Terre de Provence, Ecru Champennois, Terre de Vigne

 

Sentant bien la lacune béante de l’oeuvre en cours de conception, et le déséquilibre insupportable qu’aurait introduit un élément ternaire dans un système rigoureusement binaire, je décidais de m’attaquer préalablement à la réalisation d’une petite CD-thèque en bleu. L’Eau – élément qui m’est cher – reprenant sa juste place, la boucle était bouclée et l’harmonie quaterno-binaire était rétablie.

Cependant cette expérience multi-sensorielle eût été gravement déficiente sans un environnement musical à la hauteur de l’ampleur, et surtout de la structure de la tâche. En outre, l’impératif d’équilibre quaterno-binaire exigeait qu’un 4ème sens fut mobilisé: l’ouïe, après la vue, le toucher et l’odorat (il vaut mieux de toute façon ne pas trop goûter au Mur d’autrefois). Je profitais donc de l’isolement de la maison et de la puissance de l’ampli pour lancer Einstein on the Beach au maximum de ce que mes enceintes pouvaient accepter. L’opéra de Philip Glass était l’oeuvre idoine: un chef d’oeuvre fondateur du minimalisme répétitif, et une harmonie quaterno-binaire évidente: 2 x 2 CD bien tassés, 4 actes, et 4 bonnes heures de musique que je n’avais plus pu écouter dans leur intégralité depuis bien longtemps – il faut parfois savoir faire des compromis avec son entourage…

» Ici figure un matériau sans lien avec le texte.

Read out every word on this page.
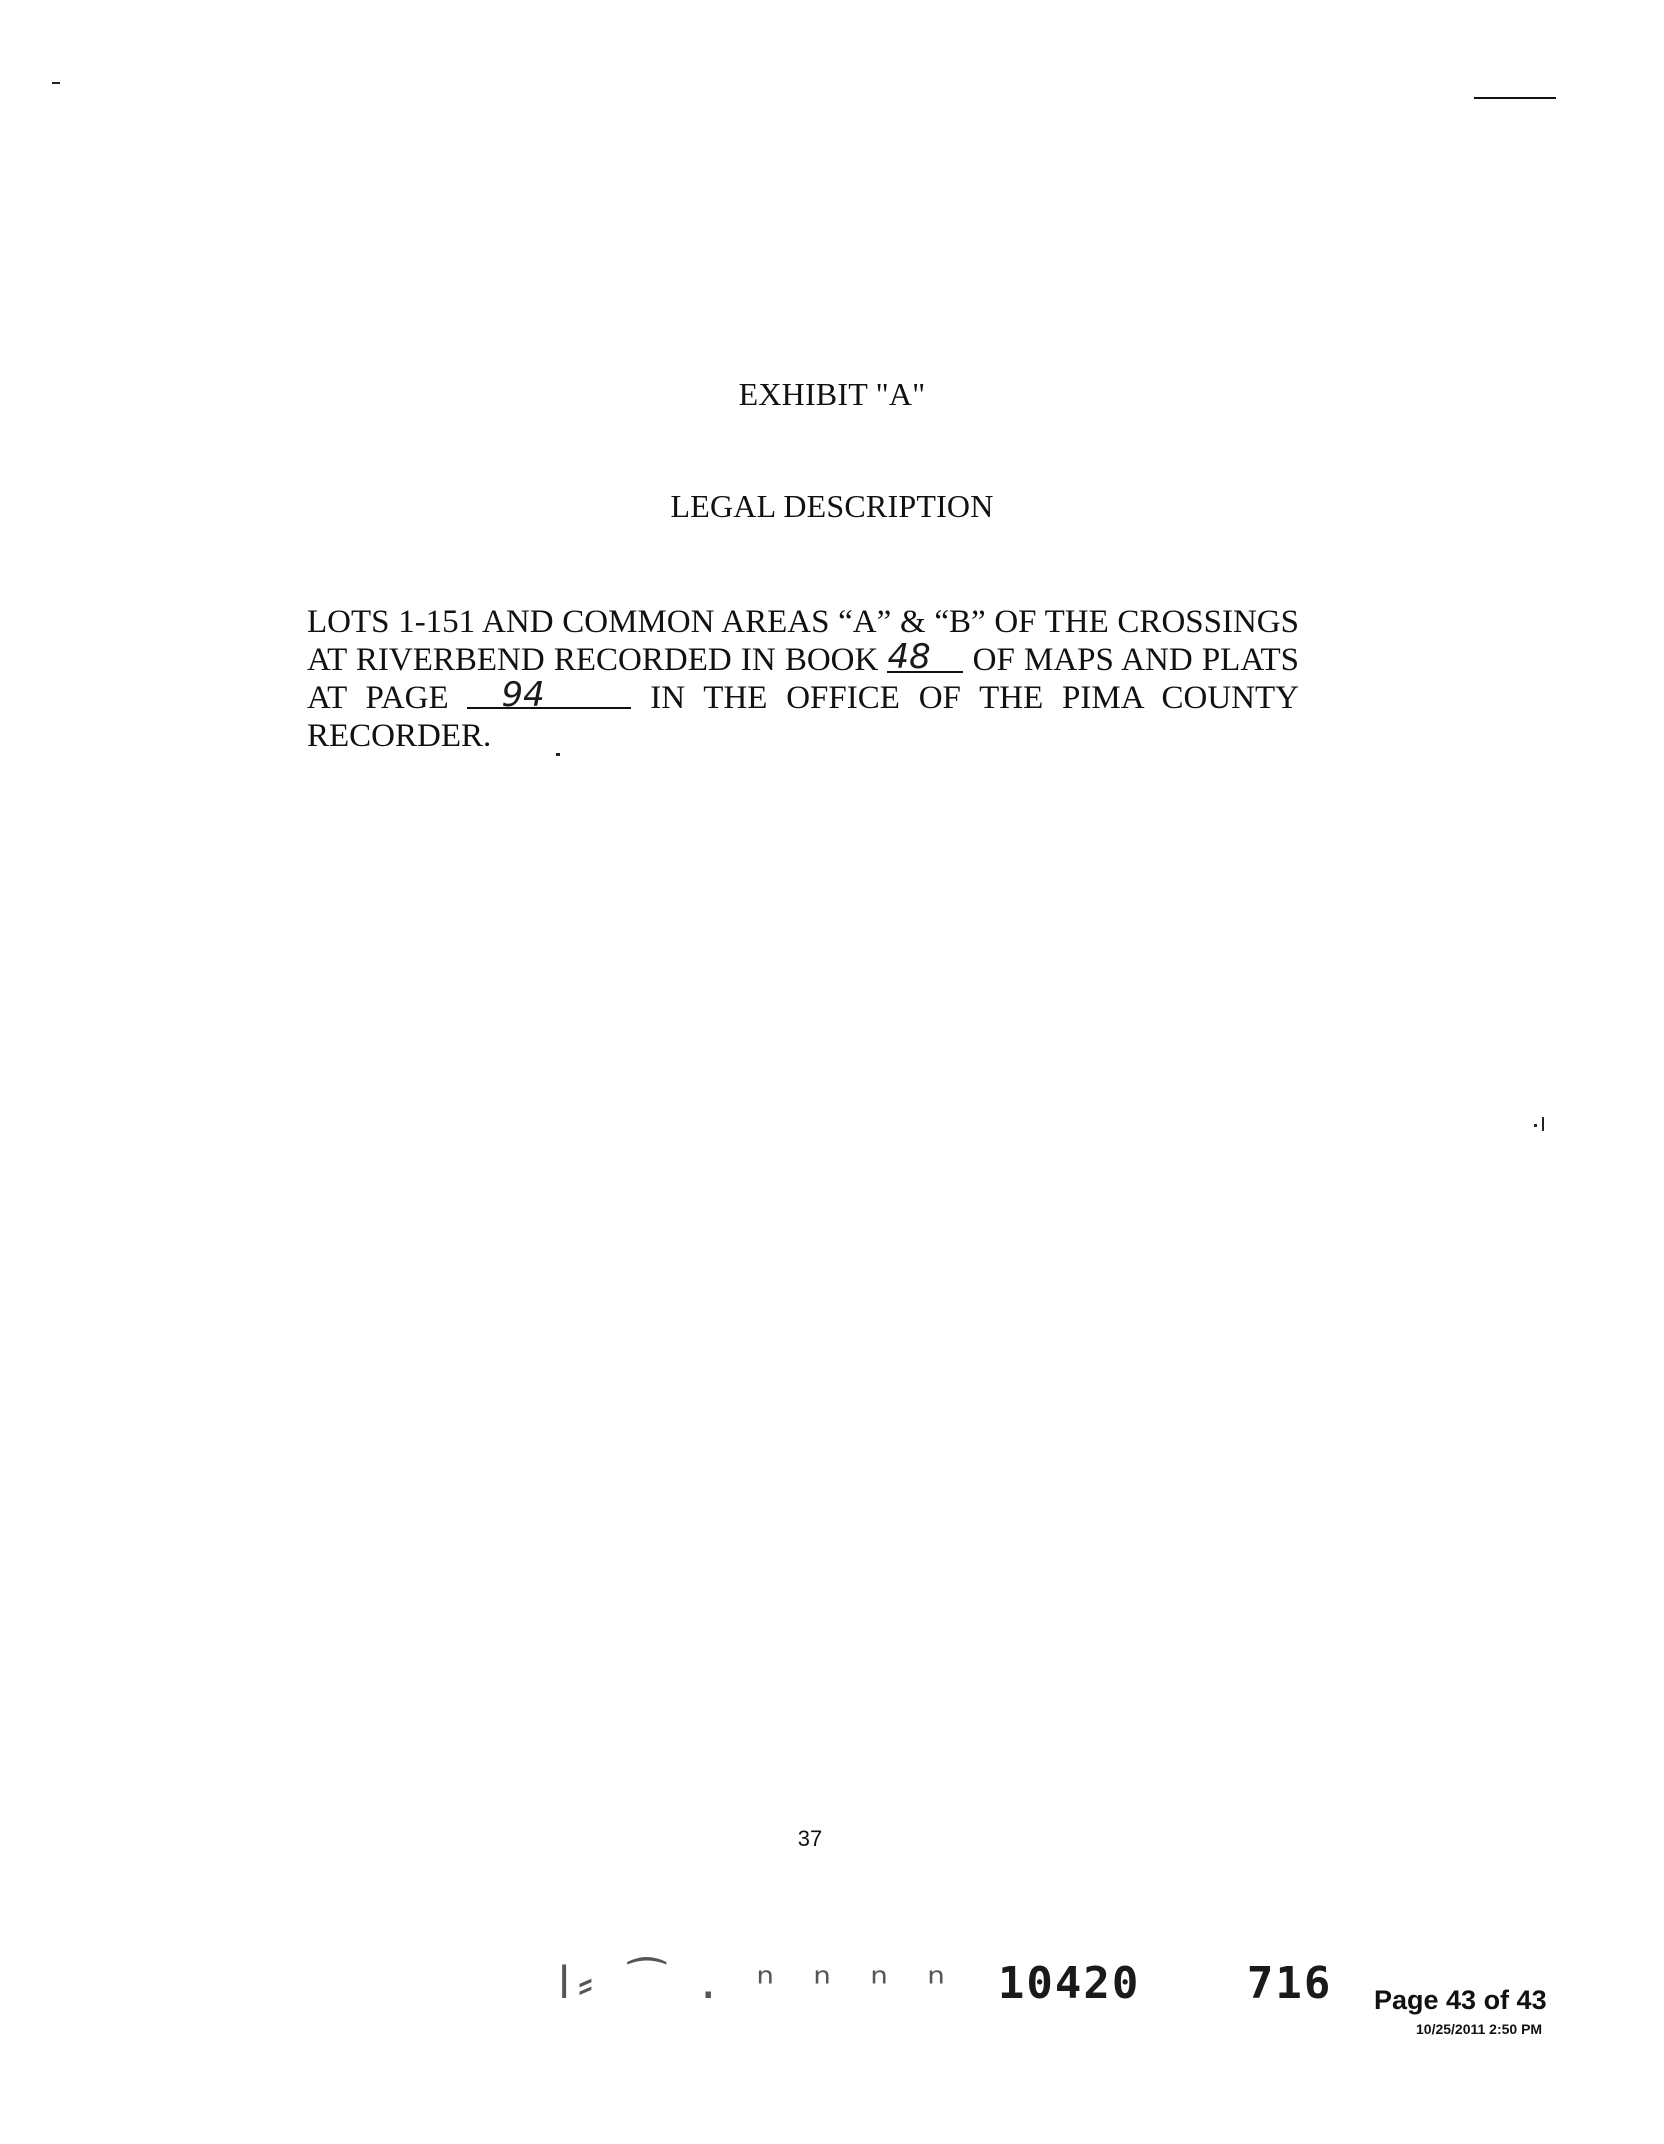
EXHIBIT "A"
LEGAL DESCRIPTION
LOTS 1-151 AND COMMON AREAS “A” & “B” OF THE CROSSINGS
AT RIVERBEND RECORDED IN BOOK 48 OF MAPS AND PLATS
AT PAGE 94	IN THE OFFICE OF THE PIMA COUNTY
RECORDER.
37
ⅼ⸗ ⁀ . ⁿ ⁿ ⁿ ⁿ 10420 716 Page 43 of 43
10/25/2011 2:50 PM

Plus précisément, je décidais de l’écouter quatre fois, deux fois le premier jour et deux fois le second, ce qui procédait d’une manière de méta-méta-répétition 2 jours x (2 x Einstein x (2×2 actes-CD)), ce qui n’étais pas pour déplaire à mon côté informaticien binaire, et qui en tout cas assurait la durée nécessaire à l’exécution de la performance. Tant au niveau macroscopique que structurel, j’assurais ainsi une isomorphie parfaite avec la tâche à accomplir.

La performance pouvait commencer.

Au niveau macroscopique, le plus difficile fut évidemment de synchroniser les 4 répétitions des 4 actes de l’opéra avec les couches et les éléments chromatiques correspondants, même si la brièveté relative du 2ème acte s’accommodait finalement assez bien avec l’aisance d’application de la 2ème couche d’impression, bien plus facile à appliquer que la première sur une paroi déjà imbibée.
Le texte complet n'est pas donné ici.